Il reste que la situation créée par l’épidémie de Covid-19, dont on ignore encore si elle connaîtra ou non une seconde vague à l’été ou, plus vraisemblablement, à l’automne, est particulièrement tendue pour le modèle économique de la formation en présentiel. Les mesures de distanciation sociale, en réduisant la jauge des sessions pédagogiques, crée mécaniquement une perte de productivité de l’activité formation en salle. « La question de la viabilité du modèle économique va se poser », confirme Thibault Gousset. « La mise en place des mesures de sécurité implique des coûts accentués, avec des effectifs de stagiaires moindres. Il est difficile d’imaginer qu’en septembre les mesures disparaissent : nous sommes peut-être partis pour une période assez longue de prévention renforcée, qui va durablement plafonner nos taux de remplissage. On se retrouvera donc avec des coûts de production légèrement supérieurs pour des recettes inférieures. Je ne sais pas si le modèle est tenable, sauf à revoir la tarification.
« Ce qui est certain, c’est que nous serons contraints de gérer la participation de façon plus rigoureuse. Il y avait une certaine souplesse sur les reports de formation : nous ne pourrons plus nous le permettre. Les entreprises devront s’assurer que les salariés aillent bien en formation. Elles devront renforcer l’organisation et la gestion fine du processus de formation. »
Le secteur de la formation ne sera plus jamais le même après la crise épidémique. La formation à distance dispose désormais d’un avantage économique plus décisif que jamais, qui devrait survivre dans une large mesure à la période d’incertitude qui se dessine. Les organismes de formation vont devoir réinventer simultanément leur modèle économique, leur offre et l’articulation de leurs modalités pédagogiques. Parallèlement, la gestion de la formation au sein de l’entreprise va devenir un exercice essentiel et exigeant une grande expertise. Le rôle du responsable formation s’en trouvera encore renforcé.
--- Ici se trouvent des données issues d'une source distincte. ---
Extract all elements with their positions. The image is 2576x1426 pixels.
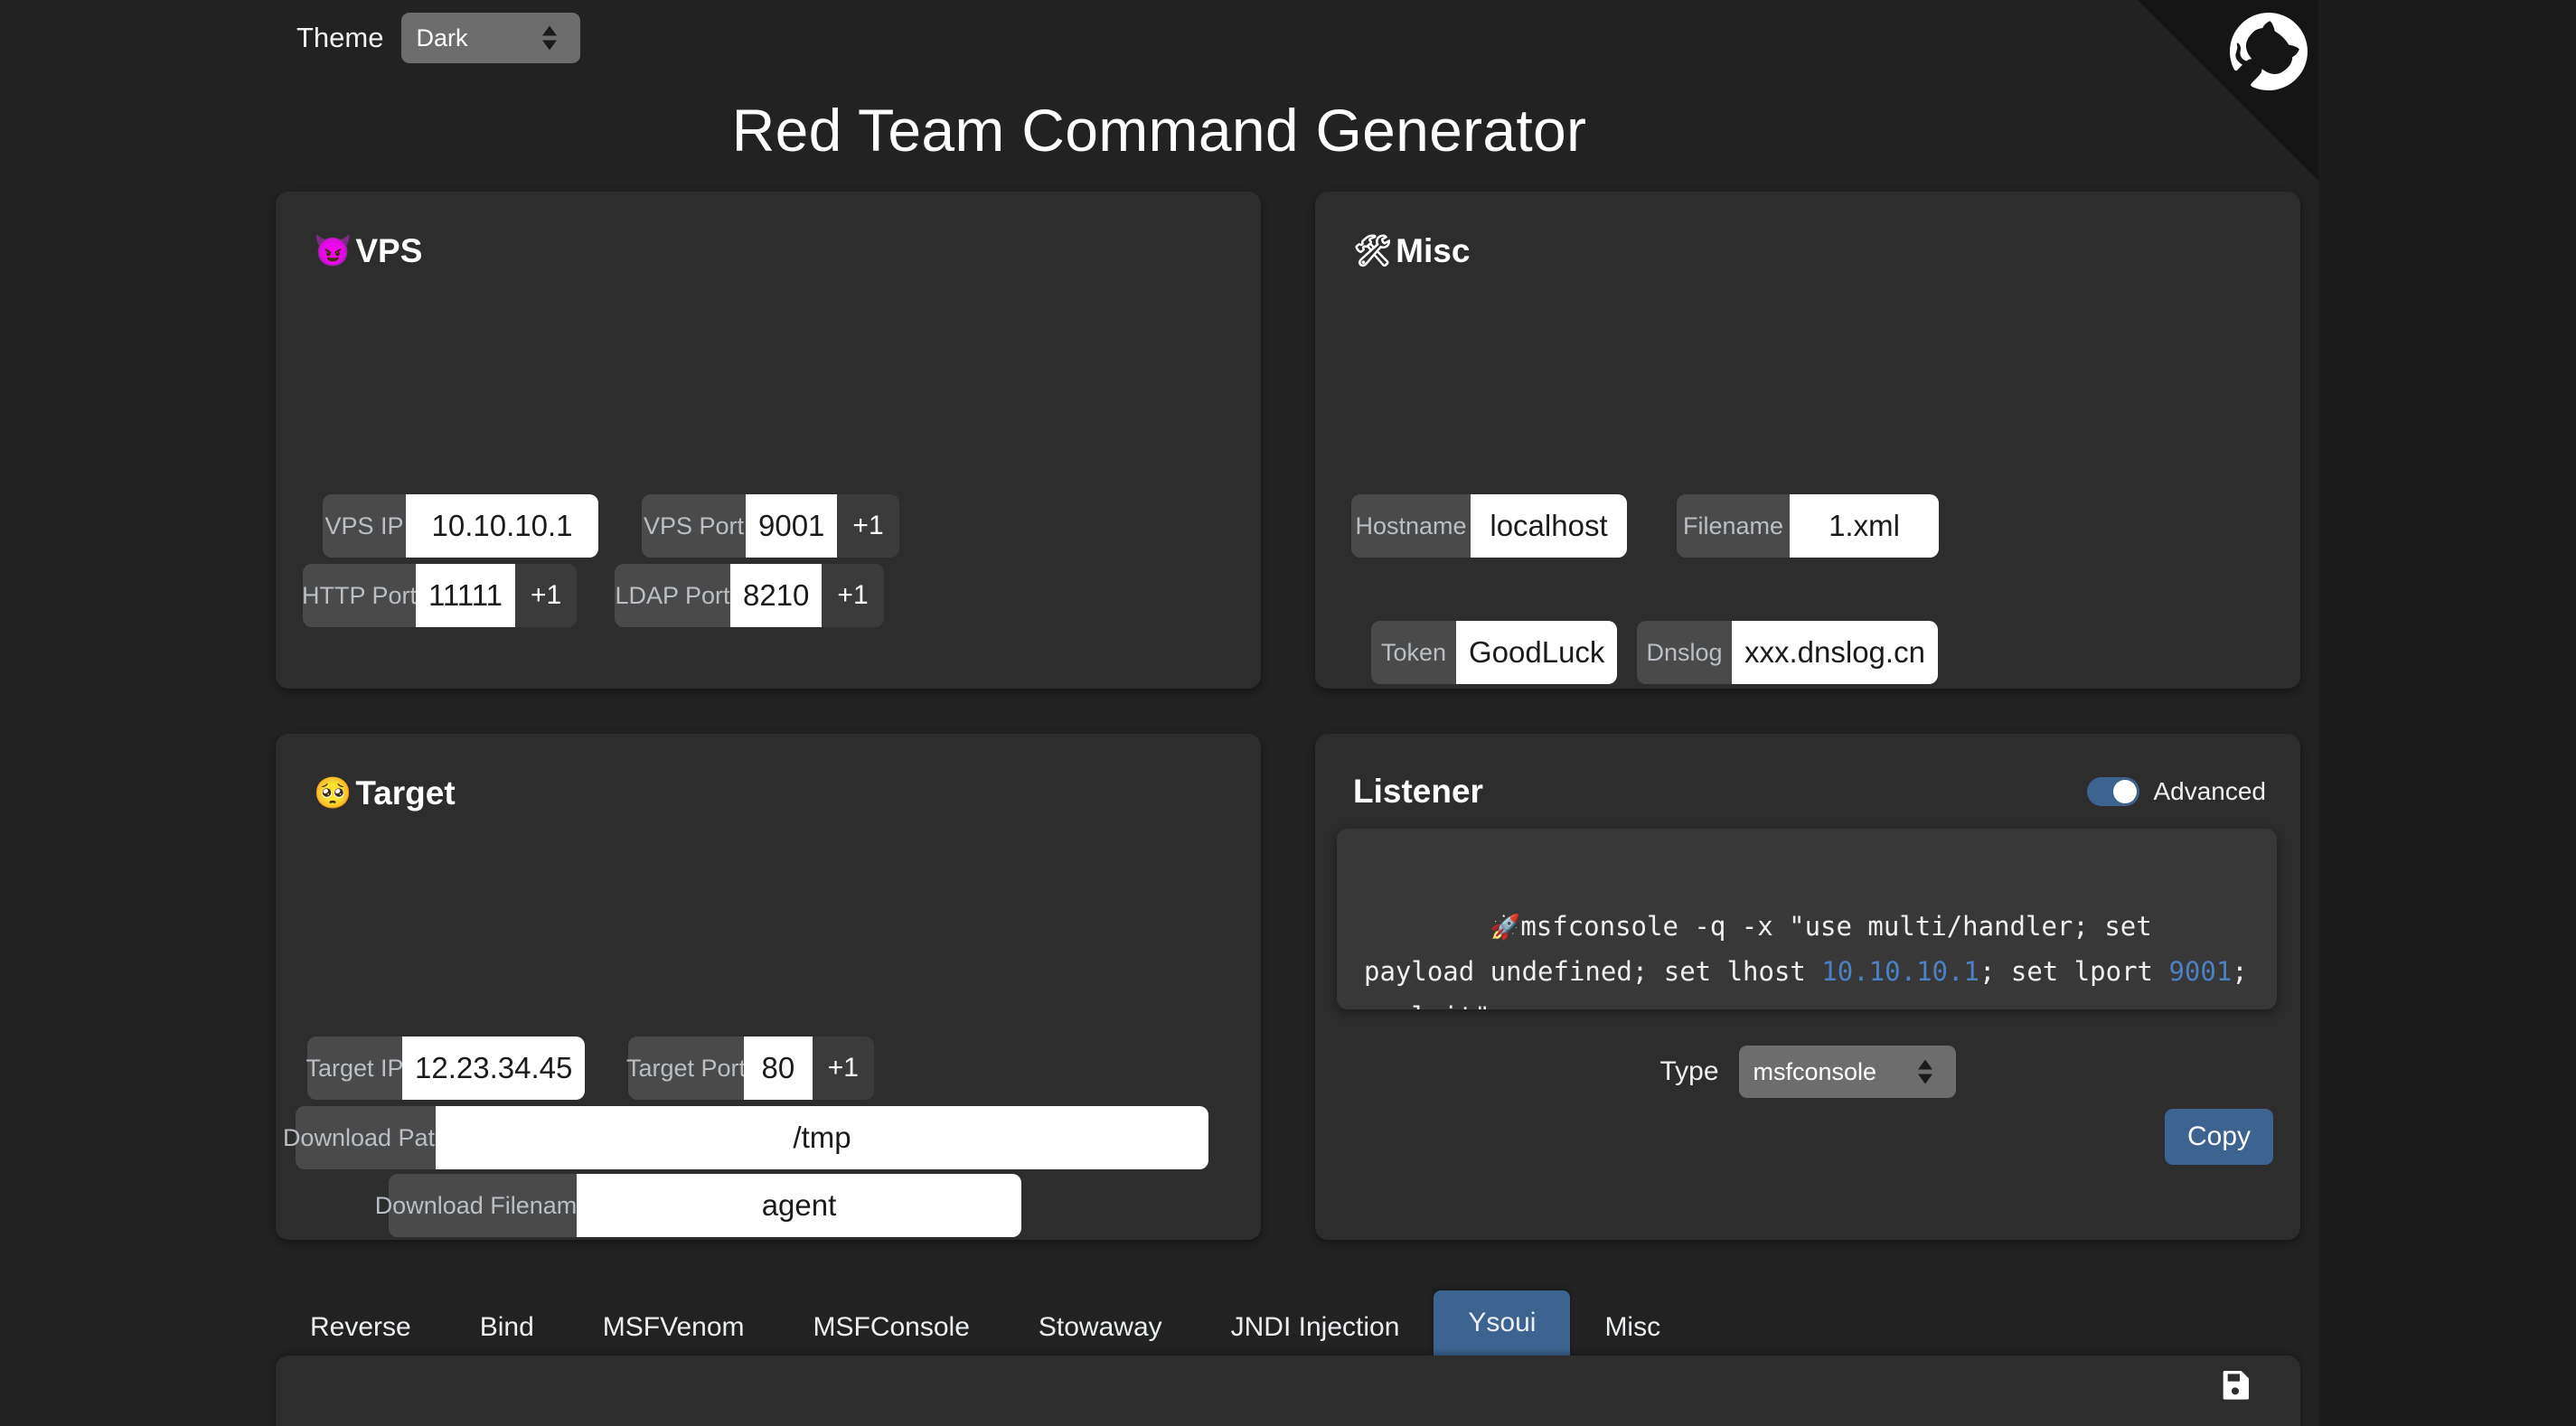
panel-vps-title-text: VPS <box>355 232 422 270</box>
tab-bind[interactable]: Bind <box>446 1299 569 1356</box>
tab-jndi-injection[interactable]: JNDI Injection <box>1197 1299 1434 1356</box>
advanced-toggle[interactable]: Advanced <box>2087 777 2266 806</box>
label-hostname: Hostname <box>1351 494 1471 558</box>
label-vps-ip: VPS IP <box>323 494 406 558</box>
tab-label: Ysoui <box>1468 1308 1536 1338</box>
field-group-download-filename: Download Filename agent <box>389 1174 1021 1237</box>
rocket-emoji-icon: 🚀 <box>1490 914 1521 942</box>
input-target-port[interactable]: 80 <box>744 1037 813 1100</box>
tab-label: Misc <box>1604 1312 1660 1343</box>
label-dnslog: Dnslog <box>1637 621 1732 684</box>
panel-vps-title: 😈 VPS <box>314 232 422 270</box>
tab-label: MSFConsole <box>813 1312 970 1343</box>
increment-vps-port-button[interactable]: +1 <box>837 494 898 558</box>
increment-target-port-button[interactable]: +1 <box>813 1037 874 1100</box>
label-vps-port: VPS Port <box>642 494 746 558</box>
input-download-filename[interactable]: agent <box>577 1174 1021 1237</box>
field-group-hostname: Hostname localhost <box>1351 494 1627 558</box>
field-group-download-path: Download Path /tmp <box>296 1106 1208 1169</box>
tab-label: JNDI Injection <box>1231 1312 1400 1343</box>
chevron-updown-icon <box>542 26 557 51</box>
theme-select[interactable]: Dark <box>401 13 580 63</box>
copy-button[interactable]: Copy <box>2165 1109 2273 1165</box>
theme-label: Theme <box>296 22 383 54</box>
input-download-path[interactable]: /tmp <box>436 1106 1208 1169</box>
input-ldap-port[interactable]: 8210 <box>730 564 822 627</box>
increment-http-port-button[interactable]: +1 <box>515 564 577 627</box>
tab-ysoui[interactable]: Ysoui <box>1434 1290 1570 1356</box>
github-corner-link[interactable] <box>2138 0 2318 181</box>
listener-type-label: Type <box>1659 1056 1718 1087</box>
increment-ldap-port-button[interactable]: +1 <box>822 564 883 627</box>
tab-reverse[interactable]: Reverse <box>276 1299 446 1356</box>
label-target-ip: Target IP <box>307 1037 402 1100</box>
chevron-updown-icon <box>1918 1060 1932 1084</box>
field-group-ldap-port: LDAP Port 8210 +1 <box>615 564 872 627</box>
input-http-port[interactable]: 11111 <box>416 564 515 627</box>
listener-type-select[interactable]: msfconsole <box>1739 1046 1956 1098</box>
advanced-toggle-label: Advanced <box>2153 777 2266 806</box>
panel-misc-title: 🛠 Misc <box>1353 232 1470 270</box>
command-text-segment: ; set lport <box>1979 956 2169 987</box>
label-download-filename: Download Filename <box>389 1174 577 1237</box>
floppy-save-icon[interactable] <box>2217 1366 2253 1403</box>
page-background <box>2318 0 2576 1426</box>
panel-target-title-text: Target <box>355 774 455 812</box>
hammer-wrench-emoji-icon: 🛠 <box>1353 233 1392 269</box>
tab-label: MSFVenom <box>603 1312 745 1343</box>
generated-command-text: 🚀msfconsole -q -x "use multi/handler; se… <box>1364 859 2250 1009</box>
input-token[interactable]: GoodLuck <box>1456 621 1617 684</box>
tab-stowaway[interactable]: Stowaway <box>1004 1299 1197 1356</box>
tab-misc[interactable]: Misc <box>1570 1299 1695 1356</box>
tabbar: Reverse Bind MSFVenom MSFConsole Stowaway JND… <box>276 1276 2300 1356</box>
listener-type-row: Type msfconsole <box>1315 1046 2300 1098</box>
panel-misc: 🛠 Misc Hostname localhost Filename 1.xml… <box>1315 192 2300 689</box>
app-container: Theme Dark Red Team Command Generator 😈 … <box>0 0 2318 1426</box>
field-group-vps-port: VPS Port 9001 +1 <box>642 494 879 558</box>
panel-target: 🥺 Target Target IP 12.23.34.45 Target Po… <box>276 734 1261 1240</box>
field-group-http-port: HTTP Port 11111 +1 <box>303 564 563 627</box>
label-target-port: Target Port <box>628 1037 744 1100</box>
tab-content-panel <box>276 1356 2300 1426</box>
tab-label: Bind <box>480 1312 534 1343</box>
listener-type-value: msfconsole <box>1753 1058 1877 1086</box>
field-group-target-ip: Target IP 12.23.34.45 <box>307 1037 583 1100</box>
tab-label: Reverse <box>310 1312 411 1343</box>
theme-row: Theme Dark <box>296 13 580 63</box>
devil-emoji-icon: 😈 <box>314 233 352 269</box>
label-token: Token <box>1371 621 1456 684</box>
advanced-toggle-knob <box>2113 780 2137 803</box>
input-filename[interactable]: 1.xml <box>1790 494 1939 558</box>
label-http-port: HTTP Port <box>303 564 416 627</box>
advanced-toggle-switch[interactable] <box>2087 777 2139 806</box>
field-group-vps-ip: VPS IP 10.10.10.1 <box>323 494 598 558</box>
panel-target-title: 🥺 Target <box>314 774 456 812</box>
panel-listener-title: Listener <box>1353 773 1483 811</box>
input-hostname[interactable]: localhost <box>1471 494 1627 558</box>
command-highlight-value: 9001 <box>2168 956 2232 987</box>
panel-vps: 😈 VPS VPS IP 10.10.10.1 VPS Port 9001 +1… <box>276 192 1261 689</box>
label-ldap-port: LDAP Port <box>615 564 730 627</box>
field-group-dnslog: Dnslog xxx.dnslog.cn <box>1637 621 1897 684</box>
panel-listener: Listener Advanced 🚀msfconsole -q -x "use… <box>1315 734 2300 1240</box>
pleading-face-emoji-icon: 🥺 <box>314 775 352 812</box>
label-download-path: Download Path <box>296 1106 436 1169</box>
input-vps-port[interactable]: 9001 <box>746 494 837 558</box>
field-group-target-port: Target Port 80 +1 <box>628 1037 874 1100</box>
generated-command-box[interactable]: 🚀msfconsole -q -x "use multi/handler; se… <box>1337 829 2277 1009</box>
theme-select-value: Dark <box>416 24 467 52</box>
tab-msfconsole[interactable]: MSFConsole <box>779 1299 1004 1356</box>
input-vps-ip[interactable]: 10.10.10.1 <box>406 494 598 558</box>
input-target-ip[interactable]: 12.23.34.45 <box>402 1037 585 1100</box>
tab-label: Stowaway <box>1039 1312 1162 1343</box>
page-title: Red Team Command Generator <box>0 96 2318 164</box>
tab-msfvenom[interactable]: MSFVenom <box>569 1299 779 1356</box>
input-dnslog[interactable]: xxx.dnslog.cn <box>1732 621 1938 684</box>
field-group-filename: Filename 1.xml <box>1677 494 1939 558</box>
field-group-token: Token GoodLuck <box>1371 621 1613 684</box>
panel-misc-title-text: Misc <box>1396 232 1470 270</box>
label-filename: Filename <box>1677 494 1790 558</box>
command-highlight-value: 10.10.10.1 <box>1821 956 1979 987</box>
Thibault Gousset coordonne l’activité formation du groupe Apave à l’échelle du territoire français (170 implantations, une centaine de plateaux techniques, 2 200 formateurs). Apave est leader sur le marché de la sécurité et santé au travail (risque électricité, conduite d’engins (Caces), risque chimique, formations obligatoires des représentants du personnel, nucléaire, amiante, climatisation…)
Arnaud Portanelli est le co-fondateur de Lingueo, spécialisé dans la formation en langues à distance. Lingueo travaille avec plus de 800 formateurs dans 14 langues. Arnaud Portanelli anime également le blog Cpformation.
Natacha de Saint-Vincent dirige le pôle Formation du groupe Lefebvre-Sarrut. Celui-ci regroupe 6 organismes de formation : CSP et Docendi (spécialisés dans les compétences transverses), Dalloz formation, Elegia, Francis Lefebvre Formation et Bärchen (finance, comptabilité, RH, droit, banque…) Les 6 organismes représentent un réseau de près de 2000 formateurs experts.